110
社区成员




课程:《Python程序设计》
班级: 2324
姓名: 许鹏坤
学号:20232401
实验教师:王志强
实验日期:2024年5月15日
必修/选修: 公选课
Python综合实践
使用爬虫爬取每日资讯,并实现自动化微信发送资讯
此次实验主要完成以下两个功能:
为了便于获取需要的资讯信息,过滤掉其他无关信息,本实验选取了Scrapy框架,通过框架的整体结构和内嵌的XPath
筛查定位功能来对网页信息进行定位获取。
为了实现Python与微信界面的交互,并且避免被微信认定为机器人进而导致被封号的惨烈结局,本实验使用了Python包pyautogui
来模拟人为光标操作,借助微信截屏坐标显示功能,获取微信完全展开时预选位置的坐标,并设定每步操作的等待时间为0.5s,进行响应时间较长的操作后程序将会休眠2s来等待响应。
本实验还使用了Python包pyperclip
来解决pyautogui
中无法输入中文的问题。pyperclip
可以模仿键盘操作,将字符串直接输入剪贴板,再模拟粘贴操作,即可完成中文的输入
为解决两个模块的信息传递问题,本实验将两个功能分别放在最底层目录的两个.py
中,在爬虫文件中先将爬虫爬取的信息由列表转化为字符串,通过utf-8
编码写入文件,再在微信发送文件中读取文件信息并解码,转化为字符串后被递送至剪贴板
在本实验进行之前应当首先初步学习Scrapy框架。
Scrapy 是用 Python 实现的一个为了爬取网站数据、提取结构性数据而编写的应用框架。

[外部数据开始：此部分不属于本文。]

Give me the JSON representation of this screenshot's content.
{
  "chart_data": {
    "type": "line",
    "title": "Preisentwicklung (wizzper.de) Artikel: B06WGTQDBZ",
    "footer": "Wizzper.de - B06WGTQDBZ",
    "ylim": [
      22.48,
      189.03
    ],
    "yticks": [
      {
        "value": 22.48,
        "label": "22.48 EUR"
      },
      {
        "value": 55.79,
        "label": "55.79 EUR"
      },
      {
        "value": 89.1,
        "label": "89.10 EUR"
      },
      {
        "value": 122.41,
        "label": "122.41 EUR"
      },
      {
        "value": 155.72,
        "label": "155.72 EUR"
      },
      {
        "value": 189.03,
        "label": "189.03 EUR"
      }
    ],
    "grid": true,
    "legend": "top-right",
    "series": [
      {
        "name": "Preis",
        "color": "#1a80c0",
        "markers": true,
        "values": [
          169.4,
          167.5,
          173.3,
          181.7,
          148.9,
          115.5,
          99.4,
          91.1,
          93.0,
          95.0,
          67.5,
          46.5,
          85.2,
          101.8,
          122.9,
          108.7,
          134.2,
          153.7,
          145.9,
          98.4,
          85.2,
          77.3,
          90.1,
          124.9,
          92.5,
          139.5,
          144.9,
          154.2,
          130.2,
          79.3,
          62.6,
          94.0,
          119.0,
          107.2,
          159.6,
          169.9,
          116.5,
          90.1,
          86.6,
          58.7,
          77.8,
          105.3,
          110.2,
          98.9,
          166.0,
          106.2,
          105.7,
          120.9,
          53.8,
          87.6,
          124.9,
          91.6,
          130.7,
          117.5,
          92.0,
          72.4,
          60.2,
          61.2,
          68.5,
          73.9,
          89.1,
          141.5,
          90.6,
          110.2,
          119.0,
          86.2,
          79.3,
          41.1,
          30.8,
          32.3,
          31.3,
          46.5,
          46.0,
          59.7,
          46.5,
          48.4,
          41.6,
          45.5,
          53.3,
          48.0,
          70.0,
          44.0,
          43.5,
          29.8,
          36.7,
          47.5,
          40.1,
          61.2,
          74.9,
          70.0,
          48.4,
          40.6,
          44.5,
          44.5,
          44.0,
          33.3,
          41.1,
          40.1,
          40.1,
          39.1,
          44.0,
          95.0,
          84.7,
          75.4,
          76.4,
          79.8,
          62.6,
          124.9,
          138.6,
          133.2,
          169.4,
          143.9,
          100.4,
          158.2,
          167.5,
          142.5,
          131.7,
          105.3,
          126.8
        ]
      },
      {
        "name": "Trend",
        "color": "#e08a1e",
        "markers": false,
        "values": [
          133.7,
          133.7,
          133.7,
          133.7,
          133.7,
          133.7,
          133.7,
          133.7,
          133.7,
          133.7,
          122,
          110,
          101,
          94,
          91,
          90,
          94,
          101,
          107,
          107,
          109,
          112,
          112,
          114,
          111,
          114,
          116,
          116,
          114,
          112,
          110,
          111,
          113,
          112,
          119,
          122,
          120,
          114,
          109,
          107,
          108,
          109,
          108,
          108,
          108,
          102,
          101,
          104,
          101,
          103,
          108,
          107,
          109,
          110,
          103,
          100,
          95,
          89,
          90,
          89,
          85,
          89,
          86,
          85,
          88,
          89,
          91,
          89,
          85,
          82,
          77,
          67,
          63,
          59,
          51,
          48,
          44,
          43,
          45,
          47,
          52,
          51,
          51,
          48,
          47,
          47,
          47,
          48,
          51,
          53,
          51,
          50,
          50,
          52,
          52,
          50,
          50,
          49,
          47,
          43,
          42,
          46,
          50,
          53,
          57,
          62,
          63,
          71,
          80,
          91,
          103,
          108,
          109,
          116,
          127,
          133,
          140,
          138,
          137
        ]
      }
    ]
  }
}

Scrapy 常应用在包括数据挖掘,信息处理或存储历史数据等一系列的程序中。
Scrapy的基本工作原理如下图所示
如果要使用Scrapy需要进行安装、项目建立、爬虫生成:
pip install scrapy
scrapy startproject mySpider
scrapy genspider cctv "cctv.cn"
完成上述步骤之后可以出现前面图片中出现的目录setting.py:
# Scrapy settings for DailyNews project
#
# For simplicity, this file contains only settings considered important or
# commonly used. You can find more settings consulting the documentation:
#
# https://docs.scrapy.org/en/latest/topics/settings.html
# https://docs.scrapy.org/en/latest/topics/downloader-middleware.html
# https://docs.scrapy.org/en/latest/topics/spider-middleware.html
BOT_NAME = "DailyNews"
SPIDER_MODULES = ["DailyNews.spiders"]
NEWSPIDER_MODULE = "DailyNews.spiders"
# Crawl responsibly by identifying yourself (and your website) on the user-agent
USER_AGENT = "Mozilla/5.0 (Windows NT 10.0; Win64; x64) AppleWebKit/537.36 (KHTML, like Gecko) Chrome/91.0.4472.114 Safari/537"
# Obey robots.txt rules
ROBOTSTXT_OBEY = False
# Configure maximum concurrent requests performed by Scrapy (default: 16)
#CONCURRENT_REQUESTS = 32
# Configure a delay for requests for the same website (default: 0)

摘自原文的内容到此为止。